Even though the kingdom is technically unknown for the occurrences, GBIF does not use intermediate ranks in the interpretation process.

mdoering commented 1 month ago

Sadly the Biota record in WoRMS is matched to the plant genus in the backbone. So whenever an occurrence claims taxonID=urn:lsid:marinespecies.org:taxname:1 it will become a plant now again with the new ID based matching, no matter if the rank equals kingdom or not.

https://api.gbif.org/v1/species/154607070
=> nubKey=7326344 https://api.gbif.org/v1/species/7326344

bart-v commented 1 month ago

So the problem is the backbone. Should be an easy fix.

mdoering commented 1 month ago

So the problem is the backbone. Should be an easy fix.

why is that?

bart-v commented 1 month ago

You change the backbone not to do this...
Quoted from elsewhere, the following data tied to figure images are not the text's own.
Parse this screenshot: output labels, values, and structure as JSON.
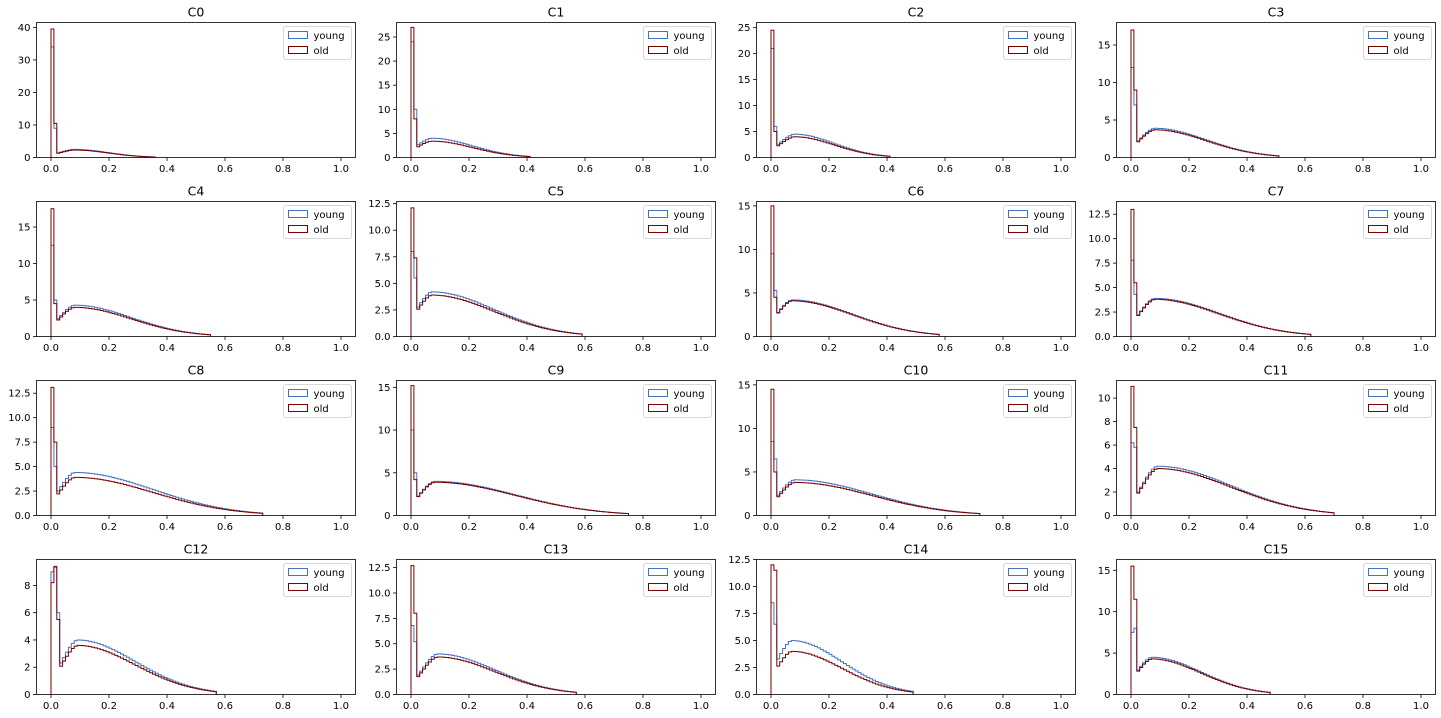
{
  "colors": {
    "young": "#4472c4",
    "old": "#7a0000",
    "axis": "#000000",
    "background": "#ffffff"
  },
  "chart_data": [
    {
      "type": "histogram",
      "title": "C0",
      "xlim": [
        0,
        1
      ],
      "xticks": [
        "0.0",
        "0.2",
        "0.4",
        "0.6",
        "0.8",
        "1.0"
      ],
      "yticks": [
        "0",
        "10",
        "20",
        "30",
        "40"
      ],
      "ylim": [
        0,
        41.5
      ],
      "legend": {
        "position": "top-right",
        "entries": [
          "young",
          "old"
        ]
      },
      "data_max": 0.36,
      "series": [
        {
          "name": "young",
          "peaks": [
            34,
            9
          ],
          "bump": 2.5,
          "mode": 0.08
        },
        {
          "name": "old",
          "peaks": [
            39.5,
            10.5
          ],
          "bump": 2.3,
          "mode": 0.08
        }
      ]
    },
    {
      "type": "histogram",
      "title": "C1",
      "xlim": [
        0,
        1
      ],
      "xticks": [
        "0.0",
        "0.2",
        "0.4",
        "0.6",
        "0.8",
        "1.0"
      ],
      "yticks": [
        "0",
        "5",
        "10",
        "15",
        "20",
        "25"
      ],
      "ylim": [
        0,
        28
      ],
      "legend": {
        "position": "top-right",
        "entries": [
          "young",
          "old"
        ]
      },
      "data_max": 0.41,
      "series": [
        {
          "name": "young",
          "peaks": [
            24,
            10
          ],
          "bump": 4.0,
          "mode": 0.07
        },
        {
          "name": "old",
          "peaks": [
            27,
            8
          ],
          "bump": 3.4,
          "mode": 0.07
        }
      ]
    },
    {
      "type": "histogram",
      "title": "C2",
      "xlim": [
        0,
        1
      ],
      "xticks": [
        "0.0",
        "0.2",
        "0.4",
        "0.6",
        "0.8",
        "1.0"
      ],
      "yticks": [
        "0",
        "5",
        "10",
        "15",
        "20",
        "25"
      ],
      "ylim": [
        0,
        26
      ],
      "legend": {
        "position": "top-right",
        "entries": [
          "young",
          "old"
        ]
      },
      "data_max": 0.41,
      "series": [
        {
          "name": "young",
          "peaks": [
            21,
            6
          ],
          "bump": 4.5,
          "mode": 0.08
        },
        {
          "name": "old",
          "peaks": [
            24.5,
            5
          ],
          "bump": 4.0,
          "mode": 0.08
        }
      ]
    },
    {
      "type": "histogram",
      "title": "C3",
      "xlim": [
        0,
        1
      ],
      "xticks": [
        "0.0",
        "0.2",
        "0.4",
        "0.6",
        "0.8",
        "1.0"
      ],
      "yticks": [
        "0",
        "5",
        "10",
        "15"
      ],
      "ylim": [
        0,
        18
      ],
      "legend": {
        "position": "top-right",
        "entries": [
          "young",
          "old"
        ]
      },
      "data_max": 0.51,
      "series": [
        {
          "name": "young",
          "peaks": [
            12,
            7
          ],
          "bump": 3.9,
          "mode": 0.08
        },
        {
          "name": "old",
          "peaks": [
            17,
            9
          ],
          "bump": 3.7,
          "mode": 0.08
        }
      ]
    },
    {
      "type": "histogram",
      "title": "C4",
      "xlim": [
        0,
        1
      ],
      "xticks": [
        "0.0",
        "0.2",
        "0.4",
        "0.6",
        "0.8",
        "1.0"
      ],
      "yticks": [
        "0",
        "5",
        "10",
        "15"
      ],
      "ylim": [
        0,
        18.5
      ],
      "legend": {
        "position": "top-right",
        "entries": [
          "young",
          "old"
        ]
      },
      "data_max": 0.55,
      "series": [
        {
          "name": "young",
          "peaks": [
            12.5,
            5
          ],
          "bump": 4.3,
          "mode": 0.08
        },
        {
          "name": "old",
          "peaks": [
            17.5,
            4.5
          ],
          "bump": 4.0,
          "mode": 0.08
        }
      ]
    },
    {
      "type": "histogram",
      "title": "C5",
      "xlim": [
        0,
        1
      ],
      "xticks": [
        "0.0",
        "0.2",
        "0.4",
        "0.6",
        "0.8",
        "1.0"
      ],
      "yticks": [
        "0.0",
        "2.5",
        "5.0",
        "7.5",
        "10.0",
        "12.5"
      ],
      "ylim": [
        0,
        12.7
      ],
      "legend": {
        "position": "top-right",
        "entries": [
          "young",
          "old"
        ]
      },
      "data_max": 0.59,
      "series": [
        {
          "name": "young",
          "peaks": [
            8,
            5.5
          ],
          "bump": 4.2,
          "mode": 0.07
        },
        {
          "name": "old",
          "peaks": [
            12.1,
            7.4
          ],
          "bump": 3.9,
          "mode": 0.07
        }
      ]
    },
    {
      "type": "histogram",
      "title": "C6",
      "xlim": [
        0,
        1
      ],
      "xticks": [
        "0.0",
        "0.2",
        "0.4",
        "0.6",
        "0.8",
        "1.0"
      ],
      "yticks": [
        "0",
        "5",
        "10",
        "15"
      ],
      "ylim": [
        0,
        15.5
      ],
      "legend": {
        "position": "top-right",
        "entries": [
          "young",
          "old"
        ]
      },
      "data_max": 0.58,
      "series": [
        {
          "name": "young",
          "peaks": [
            9.5,
            5.3
          ],
          "bump": 4.2,
          "mode": 0.07
        },
        {
          "name": "old",
          "peaks": [
            15,
            4.5
          ],
          "bump": 4.1,
          "mode": 0.07
        }
      ]
    },
    {
      "type": "histogram",
      "title": "C7",
      "xlim": [
        0,
        1
      ],
      "xticks": [
        "0.0",
        "0.2",
        "0.4",
        "0.6",
        "0.8",
        "1.0"
      ],
      "yticks": [
        "0.0",
        "2.5",
        "5.0",
        "7.5",
        "10.0",
        "12.5"
      ],
      "ylim": [
        0,
        13.8
      ],
      "legend": {
        "position": "top-right",
        "entries": [
          "young",
          "old"
        ]
      },
      "data_max": 0.62,
      "series": [
        {
          "name": "young",
          "peaks": [
            7.8,
            4.3
          ],
          "bump": 3.9,
          "mode": 0.08
        },
        {
          "name": "old",
          "peaks": [
            13,
            5.5
          ],
          "bump": 3.8,
          "mode": 0.08
        }
      ]
    },
    {
      "type": "histogram",
      "title": "C8",
      "xlim": [
        0,
        1
      ],
      "xticks": [
        "0.0",
        "0.2",
        "0.4",
        "0.6",
        "0.8",
        "1.0"
      ],
      "yticks": [
        "0.0",
        "2.5",
        "5.0",
        "7.5",
        "10.0",
        "12.5"
      ],
      "ylim": [
        0,
        13.8
      ],
      "legend": {
        "position": "top-right",
        "entries": [
          "young",
          "old"
        ]
      },
      "data_max": 0.73,
      "series": [
        {
          "name": "young",
          "peaks": [
            9,
            5
          ],
          "bump": 4.4,
          "mode": 0.08
        },
        {
          "name": "old",
          "peaks": [
            13.1,
            7.5
          ],
          "bump": 3.9,
          "mode": 0.08
        }
      ]
    },
    {
      "type": "histogram",
      "title": "C9",
      "xlim": [
        0,
        1
      ],
      "xticks": [
        "0.0",
        "0.2",
        "0.4",
        "0.6",
        "0.8",
        "1.0"
      ],
      "yticks": [
        "0",
        "5",
        "10",
        "15"
      ],
      "ylim": [
        0,
        15.8
      ],
      "legend": {
        "position": "top-right",
        "entries": [
          "young",
          "old"
        ]
      },
      "data_max": 0.75,
      "series": [
        {
          "name": "young",
          "peaks": [
            10,
            5
          ],
          "bump": 4.0,
          "mode": 0.08
        },
        {
          "name": "old",
          "peaks": [
            15.2,
            4.2
          ],
          "bump": 3.9,
          "mode": 0.08
        }
      ]
    },
    {
      "type": "histogram",
      "title": "C10",
      "xlim": [
        0,
        1
      ],
      "xticks": [
        "0.0",
        "0.2",
        "0.4",
        "0.6",
        "0.8",
        "1.0"
      ],
      "yticks": [
        "0",
        "5",
        "10",
        "15"
      ],
      "ylim": [
        0,
        15.5
      ],
      "legend": {
        "position": "top-right",
        "entries": [
          "young",
          "old"
        ]
      },
      "data_max": 0.72,
      "series": [
        {
          "name": "young",
          "peaks": [
            8.5,
            6.5
          ],
          "bump": 4.1,
          "mode": 0.08
        },
        {
          "name": "old",
          "peaks": [
            14.5,
            5
          ],
          "bump": 3.8,
          "mode": 0.08
        }
      ]
    },
    {
      "type": "histogram",
      "title": "C11",
      "xlim": [
        0,
        1
      ],
      "xticks": [
        "0.0",
        "0.2",
        "0.4",
        "0.6",
        "0.8",
        "1.0"
      ],
      "yticks": [
        "0",
        "2",
        "4",
        "6",
        "8",
        "10"
      ],
      "ylim": [
        0,
        11.5
      ],
      "legend": {
        "position": "top-right",
        "entries": [
          "young",
          "old"
        ]
      },
      "data_max": 0.7,
      "series": [
        {
          "name": "young",
          "peaks": [
            6.2,
            5.8
          ],
          "bump": 4.2,
          "mode": 0.09
        },
        {
          "name": "old",
          "peaks": [
            11,
            7.5
          ],
          "bump": 4.0,
          "mode": 0.09
        }
      ]
    },
    {
      "type": "histogram",
      "title": "C12",
      "xlim": [
        0,
        1
      ],
      "xticks": [
        "0.0",
        "0.2",
        "0.4",
        "0.6",
        "0.8",
        "1.0"
      ],
      "yticks": [
        "0",
        "2",
        "4",
        "6",
        "8"
      ],
      "ylim": [
        0,
        9.9
      ],
      "legend": {
        "position": "top-right",
        "entries": [
          "young",
          "old"
        ]
      },
      "data_max": 0.57,
      "series": [
        {
          "name": "young",
          "peaks": [
            9,
            9.3,
            6
          ],
          "bump": 4.0,
          "mode": 0.09
        },
        {
          "name": "old",
          "peaks": [
            8.2,
            9.4,
            5.5
          ],
          "bump": 3.6,
          "mode": 0.09
        }
      ]
    },
    {
      "type": "histogram",
      "title": "C13",
      "xlim": [
        0,
        1
      ],
      "xticks": [
        "0.0",
        "0.2",
        "0.4",
        "0.6",
        "0.8",
        "1.0"
      ],
      "yticks": [
        "0.0",
        "2.5",
        "5.0",
        "7.5",
        "10.0",
        "12.5"
      ],
      "ylim": [
        0,
        13.3
      ],
      "legend": {
        "position": "top-right",
        "entries": [
          "young",
          "old"
        ]
      },
      "data_max": 0.57,
      "series": [
        {
          "name": "young",
          "peaks": [
            6.8,
            5.2
          ],
          "bump": 4.0,
          "mode": 0.09
        },
        {
          "name": "old",
          "peaks": [
            12.7,
            8
          ],
          "bump": 3.7,
          "mode": 0.09
        }
      ]
    },
    {
      "type": "histogram",
      "title": "C14",
      "xlim": [
        0,
        1
      ],
      "xticks": [
        "0.0",
        "0.2",
        "0.4",
        "0.6",
        "0.8",
        "1.0"
      ],
      "yticks": [
        "0.0",
        "2.5",
        "5.0",
        "7.5",
        "10.0",
        "12.5"
      ],
      "ylim": [
        0,
        12.5
      ],
      "legend": {
        "position": "top-right",
        "entries": [
          "young",
          "old"
        ]
      },
      "data_max": 0.49,
      "series": [
        {
          "name": "young",
          "peaks": [
            8.5,
            6.5
          ],
          "bump": 5.0,
          "mode": 0.07
        },
        {
          "name": "old",
          "peaks": [
            12,
            11.5
          ],
          "bump": 4.0,
          "mode": 0.07
        }
      ]
    },
    {
      "type": "histogram",
      "title": "C15",
      "xlim": [
        0,
        1
      ],
      "xticks": [
        "0.0",
        "0.2",
        "0.4",
        "0.6",
        "0.8",
        "1.0"
      ],
      "yticks": [
        "0",
        "5",
        "10",
        "15"
      ],
      "ylim": [
        0,
        16.3
      ],
      "legend": {
        "position": "top-right",
        "entries": [
          "young",
          "old"
        ]
      },
      "data_max": 0.48,
      "series": [
        {
          "name": "young",
          "peaks": [
            7.5,
            8
          ],
          "bump": 4.5,
          "mode": 0.07
        },
        {
          "name": "old",
          "peaks": [
            15.5,
            11.5
          ],
          "bump": 4.3,
          "mode": 0.07
        }
      ]
    }
  ]
}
CecSve commented 1 month ago

Currently, this is the process for assigning names where the record contains a scientificNameID (from https://github.com/gbif/pipelines/issues/217):

  1. Detect that scientificNameID contains an identifier we've enabled in configuration based on the prefix of urn:lsid:marinespecies.org
  2. We'd look that up against the reference checklist (we'd configure that prefix to point to the WoRMs checklist) using this API call
  3. The response has the nubKey (the backbone key) which we'd then use to populate the names and necessary backbone identifiers for the record

So the problem is the backbone. Should be an easy fix.

Could the solution be to always interpret urn:lsid:marinespecies.org:taxname:1 as incertae sedis and not check with the backbone? As we are moving away from the backbone to assign names to occurrence records, I do not believe we will make such a fix in the backbone itself. It may be something that could be fixed in Catalogue of Life eventually?

mdoering commented 1 month ago

COl has Biota both as the root of all life and the plant genus, so matching should be fine there. Hardcoding some identifiers in our current pipelines is surely possible, although not nice. @djtfmartin maybe we should also cater for a manual config that overrides any matching results to "fix" things like this?

I still fail to see why the backbone is the problem. It is the matching routines primarily.